Search code examples
rquanteda

Logical combinations in quanteda dictionaries


I'm using the quanteda dictionary lookup. I'll try to formulate entries where i can lookup logical combinations of words.

For example:

Teddybear = (fluffy AND adorable AND soft)

Is this possible? I only found a solution yet to test for phrases like (Teddybear = (soft fluffy adorable)). But then it has to be the exact phrase match in the text. But how can I get results neglecting the order of the words?


Solution

  • This is not currently something that is directly possible in quanteda (v1.2.0). However, there are workarounds in which you create dictionary sequences that are permutations of your desired sequence. Here is one such solution.

    First, I will create some example texts. Note that the sequences are separated by either "," or "and" in some cases. Also, the third text has just two of your phrases rather than three. (More on that in a moment.)

    txt <- c("The toy was fluffy, adorable and soft, he said.",
             "The soft, adorable, fluffy toy was on the floor.",
             "The fluffy, adorable toy was shaped like a bear.")
    

    Now, let's generate a pair of functions to generate permutation sequences and subsequences from a vector. These will use some functions from the combinat package. The first is an inner function to generate permutations, the second is the main calling function that can generate full-length permutations or any subsample down to subsample_limit. (To use these more generally, of course, I'd add error checking, but I've skipped that for this example.)

    genperms <- function(vec) {
        combs <- combinat::permn(vec)
        sapply(combs, paste, collapse = " ")
    }
    
    # vec any vector
    # subsample_limit integer from 1 to length(vec), subsamples from
    # which to return permutations; default is no subsamples
    permutefn <- function(vec, subsample_limit = length(vec)) {
        ret <- character()
        for (i in length(vec):subsample_limit) {
            ret <- c(ret, 
                     unlist(lapply(combinat::combn(vec, i, simplify = FALSE), 
                                   genperms)))
        }
        ret
    }
    

    To demonstrate how these work:

    fas <- c("fluffy", "adorable", "soft")
    permutefn(fas)
    # [1] "fluffy adorable soft" "fluffy soft adorable" "soft fluffy adorable"
    # [4] "soft adorable fluffy" "adorable soft fluffy" "adorable fluffy soft"
    
    # and with subsampling:
    permutefn(fas, 2)
    #  [1] "fluffy adorable soft" "fluffy soft adorable" "soft fluffy adorable"
    #  [4] "soft adorable fluffy" "adorable soft fluffy" "adorable fluffy soft"
    #  [7] "fluffy adorable"      "adorable fluffy"      "fluffy soft"         
    # [10] "soft fluffy"          "adorable soft"        "soft adorable" 
    

    Now apply these to the texts using tokens_lookup(). I've avoided the punctuation issue by setting remove_punct = TRUE. To show the original tokens not replaced, I have also uses exclusive = FALSE.
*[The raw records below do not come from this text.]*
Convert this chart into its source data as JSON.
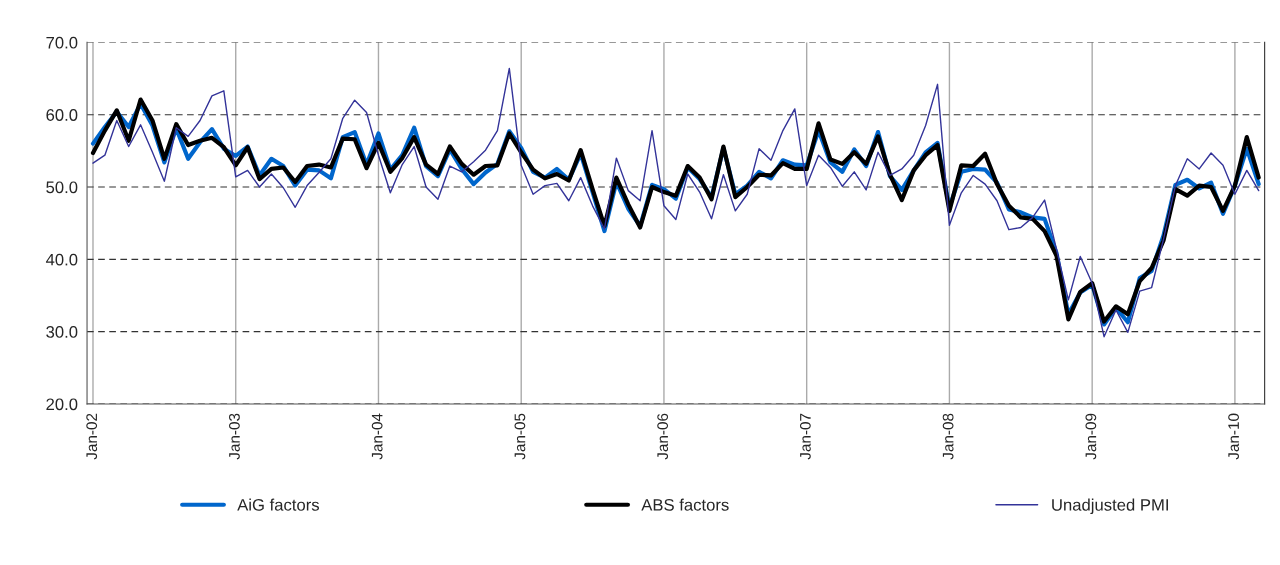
{
  "chart_data": {
    "type": "line",
    "categories": [
      "Jan-02",
      null,
      null,
      null,
      null,
      null,
      null,
      null,
      null,
      null,
      null,
      null,
      "Jan-03",
      null,
      null,
      null,
      null,
      null,
      null,
      null,
      null,
      null,
      null,
      null,
      "Jan-04",
      null,
      null,
      null,
      null,
      null,
      null,
      null,
      null,
      null,
      null,
      null,
      "Jan-05",
      null,
      null,
      null,
      null,
      null,
      null,
      null,
      null,
      null,
      null,
      null,
      "Jan-06",
      null,
      null,
      null,
      null,
      null,
      null,
      null,
      null,
      null,
      null,
      null,
      "Jan-07",
      null,
      null,
      null,
      null,
      null,
      null,
      null,
      null,
      null,
      null,
      null,
      "Jan-08",
      null,
      null,
      null,
      null,
      null,
      null,
      null,
      null,
      null,
      null,
      null,
      "Jan-09",
      null,
      null,
      null,
      null,
      null,
      null,
      null,
      null,
      null,
      null,
      null,
      "Jan-10",
      null,
      null
    ],
    "series": [
      {
        "name": "AiG factors",
        "color": "#0066cc",
        "values": [
          56.0,
          58.3,
          60.4,
          58.3,
          61.5,
          58.5,
          53.4,
          58.1,
          53.9,
          56.2,
          58.0,
          55.3,
          54.3,
          55.6,
          51.6,
          53.9,
          52.9,
          50.2,
          52.4,
          52.3,
          51.2,
          56.9,
          57.6,
          53.1,
          57.4,
          52.4,
          54.4,
          58.2,
          52.9,
          51.5,
          55.2,
          52.5,
          50.4,
          52.0,
          53.2,
          57.7,
          55.4,
          52.1,
          51.3,
          52.5,
          51.0,
          54.6,
          49.3,
          43.9,
          50.7,
          47.0,
          44.6,
          50.3,
          49.7,
          48.4,
          52.7,
          51.1,
          48.6,
          55.4,
          49.0,
          50.2,
          52.1,
          51.2,
          53.7,
          53.1,
          53.0,
          57.8,
          53.4,
          52.1,
          55.2,
          52.9,
          57.6,
          51.5,
          49.6,
          52.3,
          54.8,
          56.1,
          47.2,
          52.1,
          52.5,
          52.4,
          50.6,
          46.9,
          46.5,
          45.8,
          45.6,
          40.9,
          32.4,
          35.4,
          36.5,
          31.0,
          33.3,
          31.3,
          37.4,
          38.4,
          43.3,
          50.3,
          51.0,
          49.8,
          50.6,
          46.3,
          50.2,
          55.3,
          50.4
        ]
      },
      {
        "name": "ABS factors",
        "color": "#000000",
        "values": [
          54.7,
          57.8,
          60.6,
          56.4,
          62.1,
          59.2,
          53.9,
          58.7,
          55.8,
          56.4,
          56.8,
          55.5,
          53.0,
          55.5,
          51.1,
          52.5,
          52.7,
          50.7,
          52.9,
          53.1,
          52.7,
          56.7,
          56.6,
          52.6,
          56.1,
          52.1,
          54.0,
          56.9,
          53.1,
          51.8,
          55.6,
          53.2,
          51.7,
          52.9,
          53.0,
          57.4,
          54.8,
          52.4,
          51.2,
          51.8,
          50.9,
          55.1,
          49.7,
          44.6,
          51.3,
          47.6,
          44.4,
          50.0,
          49.3,
          48.8,
          52.9,
          51.3,
          48.3,
          55.6,
          48.6,
          50.0,
          51.7,
          51.6,
          53.3,
          52.5,
          52.5,
          58.8,
          53.8,
          53.2,
          54.8,
          53.2,
          57.0,
          51.7,
          48.2,
          52.3,
          54.4,
          55.8,
          46.7,
          53.0,
          52.9,
          54.6,
          50.4,
          47.4,
          45.8,
          45.6,
          43.9,
          40.5,
          31.7,
          35.5,
          36.7,
          31.4,
          33.5,
          32.4,
          37.0,
          38.8,
          42.6,
          49.7,
          48.8,
          50.2,
          50.0,
          46.7,
          50.2,
          56.9,
          51.3
        ]
      },
      {
        "name": "Unadjusted PMI",
        "color": "#333399",
        "values": [
          53.3,
          54.4,
          59.2,
          55.6,
          58.6,
          54.8,
          50.8,
          58.2,
          57.0,
          59.2,
          62.6,
          63.3,
          51.4,
          52.3,
          50.0,
          51.8,
          49.9,
          47.2,
          50.2,
          52.0,
          53.9,
          59.5,
          62.0,
          60.3,
          54.4,
          49.2,
          53.1,
          55.6,
          50.0,
          48.3,
          52.9,
          52.1,
          53.5,
          55.1,
          57.8,
          66.4,
          53.0,
          49.0,
          50.2,
          50.5,
          48.1,
          51.3,
          47.4,
          44.2,
          54.0,
          49.5,
          48.1,
          57.8,
          47.4,
          45.5,
          51.8,
          49.3,
          45.6,
          51.7,
          46.7,
          49.0,
          55.3,
          53.7,
          57.8,
          60.8,
          50.2,
          54.4,
          52.7,
          50.1,
          52.1,
          49.6,
          54.8,
          51.6,
          52.5,
          54.4,
          58.5,
          64.2,
          44.7,
          49.2,
          51.6,
          50.4,
          48.1,
          44.1,
          44.4,
          45.8,
          48.2,
          41.4,
          34.4,
          40.4,
          36.7,
          29.3,
          33.0,
          29.9,
          35.6,
          36.1,
          42.8,
          50.2,
          53.9,
          52.5,
          54.7,
          53.0,
          49.0,
          52.3,
          49.5
        ]
      }
    ],
    "ylim": [
      20,
      70
    ],
    "yticks": [
      {
        "value": 20,
        "label": "20.0"
      },
      {
        "value": 30,
        "label": "30.0"
      },
      {
        "value": 40,
        "label": "40.0"
      },
      {
        "value": 50,
        "label": "50.0"
      },
      {
        "value": 60,
        "label": "60.0"
      },
      {
        "value": 70,
        "label": "70.0"
      }
    ],
    "grid": true,
    "legend": "bottom",
    "marker": "none",
    "line_style": "solid"
  }
}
    tokens(txt, remove_punct = TRUE) %>%
        tokens_lookup(dictionary = dictionary(list(teddybear = permutefn(fas))),
                      exclusive = FALSE)
    # tokens from 3 documents.
    # text1 :
    # [1] "The"      "toy"      "was"      "fluffy"   "adorable" "and"      "soft"    
    # [8] "he"       "said"    
    # 
    # text2 :
    # [1] "The"      "TEDDYBEAR" "toy"       "was"       "on"        "the"      
    # [8] "floor"    
    # 
    # text3 :
    # [1] "The"      "fluffy"   "adorable" "toy"      "was"      "shaped"   "like"    
    # [8] "a"        "bear"   
    

    The first case here was not caught, because the second and third elements were separated by "and". We can remove that using tokens_remove(), and then get the match:

    tokens(txt, remove_punct = TRUE) %>%
        tokens_remove("and") %>%
        tokens_lookup(dictionary = dictionary(list(teddybear = permutefn(fas))),
                      exclusive = FALSE)
    # tokens from 3 documents.
    # text1 :
    # [1] "The"       "toy"       "was"       "TEDDYBEAR" "he"        "said"     
    # 
    # text2 :
    # [1] "The"       "TEDDYBEAR" "toy"       "was"       "on"        "the"       "floor"    
    # 
    # text3 :
    # [1] "The"      "fluffy"   "adorable" "toy"      "was"      "shaped"   "like"    
    # [8] "a"        "bear"  
    

    Finally, to match the third text in which just two of the three dictionary elements exist, we can pass 2 as the subsample_limit argument:

    tokens(txt, remove_punct = TRUE) %>%
        tokens_remove("and") %>%
        tokens_lookup(dictionary = dictionary(list(teddybear = permutefn(fas, 2))), 
                      exclusive = FALSE)
    # tokens from 3 documents.
    # text1 :
    # [1] "The"       "toy"       "was"       "TEDDYBEAR" "he"        "said"     
    # 
    # text2 :
    # [1] "The"       "TEDDYBEAR" "toy"       "was"       "on"        "the"       "floor"    
    # 
    # text3 :
    # [1] "The"       "TEDDYBEAR" "toy"       "was"       "shaped"    "like"      "a"        
    # [8] "bear" 
    #